Les deux entreprises Frichti et Gorillas – dont les locaux sont communément appelés «dark stores» – ont remporté une première bataille judiciaire contre la municipalité parisienne, avec la suspension de 9 procès-verbaux d'infraction au Code de l'urbanisme. Cette dernière a annoncé ce vendredi 7 octobre se pourvoir en cassation.
Un premier pas vers la légalisation de leur activité. Le tribunal administratif de Paris vient cette semaine de suspendre par référé 9 PV d'infraction adressés par la municipalité parisienne aux deux entreprises Frichti et Gorillas, leur reconnaissant un «intérêt collectif».
Entrepôts ou simples espaces de logistique ?
La semaine dernière, les quatre premières astreintes administratives avaient pourtant été envoyées aux deux groupes, sommés par la justice de remettre «dans leur état d'origine» les locaux dans lesquels ils s'étaient installés, sous peine de devoir s'acquitter d'amendes de 200 euros par jour.
Oui, mais voilà, la justice en a décidé autrement. Pour la juge des référés du tribunal administratif, ces locaux présentent en effet «un intérêt collectif» dans la mesure où ils permettent «d'optimiser en milieu urbain le délai et le mode de livraison» et donc de «diminuer le trafic de camions et le nombre de points de livraison dans Paris intra-muros».
«Le juge des référés a estimé qu'il existait un doute sérieux quant à la qualification des locaux de Frichti et Gorillas, car ceux-ci pourraient être qualifiés d'"espaces de logistique urbaine" qui, contrairement à la destination d'entrepôt, n'est pas interdite par le PLU de Paris dans le cadre de la transformation de locaux existants en rez-de-chaussée sur rue», a réagi Gorillas dans un communiqué.
«Le juge a indiqué que les locaux exploités par Frichti et Gorillas sont destinés à la réception et au stockage ponctuel de marchandises [...], à la mise à disposition de ces commandes aux livreurs à bicyclette, que l'entreposage des marchandises est voué à être temporaire, dès lors que la stratégie de vente [...] repose notamment sur la fraîcheur des produits», s'est encore félicité Gorillas.

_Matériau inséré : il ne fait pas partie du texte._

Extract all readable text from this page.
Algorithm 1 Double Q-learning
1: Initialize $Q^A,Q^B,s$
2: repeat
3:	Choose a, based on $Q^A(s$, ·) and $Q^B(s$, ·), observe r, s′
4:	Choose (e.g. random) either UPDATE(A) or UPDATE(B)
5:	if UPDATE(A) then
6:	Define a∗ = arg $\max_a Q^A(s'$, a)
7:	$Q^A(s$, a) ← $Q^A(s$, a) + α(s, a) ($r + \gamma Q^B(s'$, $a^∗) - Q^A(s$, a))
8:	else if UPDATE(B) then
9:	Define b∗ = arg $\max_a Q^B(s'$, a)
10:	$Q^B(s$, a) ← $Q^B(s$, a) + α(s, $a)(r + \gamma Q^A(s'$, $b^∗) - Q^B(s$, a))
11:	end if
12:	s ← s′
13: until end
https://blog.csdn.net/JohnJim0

«Mauvaise nouvelle» pour la mairie
Une «mauvaise nouvelle dans notre combat contre les "dark stores"», a déploré Emmanuel Grégoire, le premier adjoint à la mairie de Paris chargé de l'urbanisme, qui se bat depuis plusieurs mois pour éviter que les «dark stores» s'installent n'importe où dans Paris, notamment dans des quartiers résidentiels du centre-ville de la capitale.
A ce sujet, l'élu socialiste avait déjà expliqué son parti pris de défendre la politique mise en place par la municipalité : «c'est un modèle qui va à l'encontre de la vision qu'on a de la ville, alors qu'on essaie de tout faire pour garder nos petits commerces et dynamiser nos cœurs de ville». «Personne ne pourra les interdire, mais c'est un pari complètement idiot», avait-il estimé, qualifiant ce système d'«escroquerie» avec des délais de livraison promis en moins de quinze minutes «intenables».
Un modèle économique «pas rentable» selon lui, qui ne tient que sur l'effet de masse. Et dont les limites se font déjà sentir, alors que sur 150 «dark stores» présents à Paris au pic de leur activité, il n'en restait que «80 à 100 aujourd'hui», dont certains ont fermé «sous l'effet du marché, avec des faillites et des rachats».
De son côté, l'association des grandes villes France urbaine a assuré ne pas partagé «la vision théorique du tribunal administratif de Paris concernant les "dark stores"». «La Ville de Paris fait le choix de se pourvoir en cassation. France urbaine la soutient dans sa démarche car le risque de jurisprudence est réel», a-t-elle fait savoir ce vendredi.
La légalisation des «dark stores», c'est justement ce qui inquiète la municipalité parisienne, qui veut à tout prix éviter leur prolifération et se sentait protégée depuis le 6 septembre dernier, date à laquelle la ministre déléguée au Commerce Olivia Grégoire avait confirmé que les «dark stores» seraient bien «considérés en termes de sous-destination comme des entrepôts, qu'il y ait ou pas un point de retrait».
Un arrêté devait venir confirmer ça, mais se fait toujours attendre. De fait, «le tribunal administratif ne s'est pas appuyé sur un arrêté qui n'est pas sorti», a pointé Emmanuel Grégoire, qui a regretté une «décision aberrante sur le plan du droit». Pas question pour autant de s'arrêter là selon le premier adjoint qui souhaite poursuivre l'instruction des procès-verbaux «malgré le flottement juridique».